When some Anchorage precincts ran out of ballots on Election Day, frustrated voters were asked to cast substitute ballots. They selected their mayor using ballots printed for faraway precincts. They marked their vote on a controversial gay rights proposal on blue sample ballots or hastily made photocopies. On Thursday, 1,800 of those makeshift ballots were being counted at City Hall even as election officials and city leaders work to untangle just what went wrong April 3. The replacement ballots couldn’t be counted alongside regular ballots the night of the election because they’re incompatible with voting machines, said City Clerk Barbara Gruenstein. “These are the ones that people showed up at their own home precincts … but there was a shortage of ballots,” Gruenstein said. “So they voted a sample ballot that won’t slide through the machine.” The city will release results of the 1,800 “unscannable” votes as soon as they become available, Gruenstein said.

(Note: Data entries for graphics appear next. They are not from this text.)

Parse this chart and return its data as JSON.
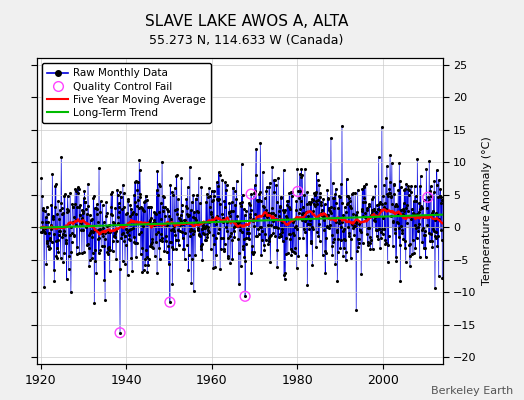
{
  "title": "SLAVE LAKE AWOS A, ALTA",
  "subtitle": "55.273 N, 114.633 W (Canada)",
  "ylabel": "Temperature Anomaly (°C)",
  "credit": "Berkeley Earth",
  "xlim": [
    1919,
    2014
  ],
  "ylim": [
    -21,
    26
  ],
  "yticks": [
    -20,
    -15,
    -10,
    -5,
    0,
    5,
    10,
    15,
    20,
    25
  ],
  "xticks": [
    1920,
    1940,
    1960,
    1980,
    2000
  ],
  "bg_color": "#f0f0f0",
  "plot_bg_color": "#ffffff",
  "stem_color": "#aaaaff",
  "line_color": "#0000dd",
  "dot_color": "#000000",
  "ma_color": "#ff0000",
  "trend_color": "#00bb00",
  "qc_color": "#ff44ff",
  "seed": 99,
  "start_year": 1920,
  "end_year": 2013,
  "months_per_year": 12,
  "qc_fail_years": [
    1938.5,
    1950.2,
    1967.8,
    1969.2,
    1980.1,
    2010.5
  ],
  "qc_fail_values": [
    -16.2,
    -11.5,
    -10.6,
    5.1,
    5.5,
    4.6
  ]
}
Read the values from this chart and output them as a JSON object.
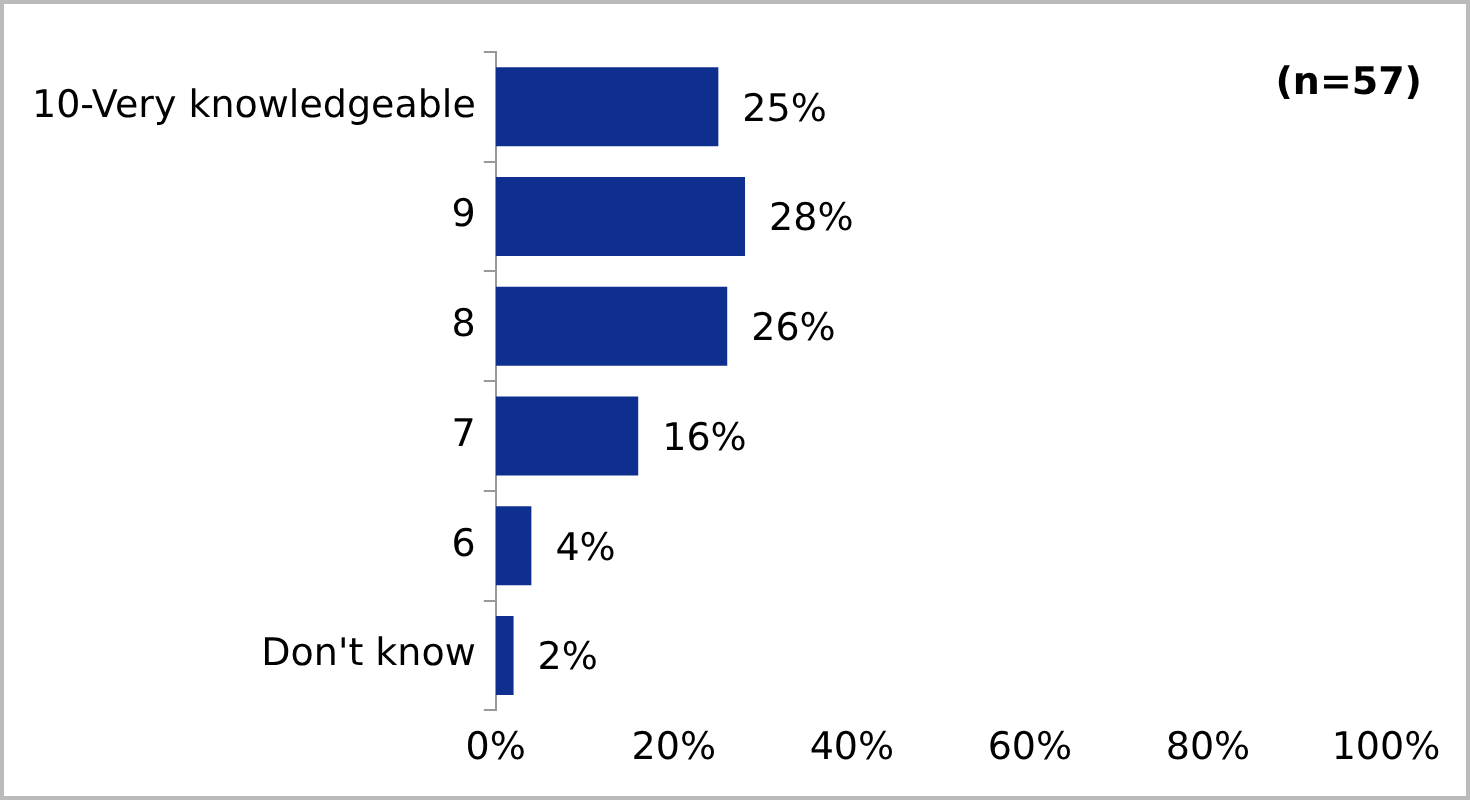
{
  "chart_data": {
    "type": "bar",
    "orientation": "horizontal",
    "categories": [
      "10-Very knowledgeable",
      "9",
      "8",
      "7",
      "6",
      "Don't know"
    ],
    "values": [
      25,
      28,
      26,
      16,
      4,
      2
    ],
    "value_labels": [
      "25%",
      "28%",
      "26%",
      "16%",
      "4%",
      "2%"
    ],
    "color": "#0f2f8f",
    "xlim": [
      0,
      100
    ],
    "xticks": [
      {
        "value": 0,
        "label": "0%"
      },
      {
        "value": 20,
        "label": "20%"
      },
      {
        "value": 40,
        "label": "40%"
      },
      {
        "value": 60,
        "label": "60%"
      },
      {
        "value": 80,
        "label": "80%"
      },
      {
        "value": 100,
        "label": "100%"
      }
    ],
    "annotations": [
      "(n=57)"
    ],
    "grid": false,
    "legend": false
  }
}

Also on Thursday, the American Civil Liberties Union of Alaska announced it had made a public records request calling on the city to produce detailed paperwork that would reveal how many ballots were sent to each precinct, the names of people who voted questioned ballots and other information.
The latest counting effort, which began at 2 p.m., is one more step toward learning exactly how many people cast eligible ballots in the city elections and whom they voted for. A trickier question — how many people tried to vote but were unable to because of the shortages? — will be harder to answer.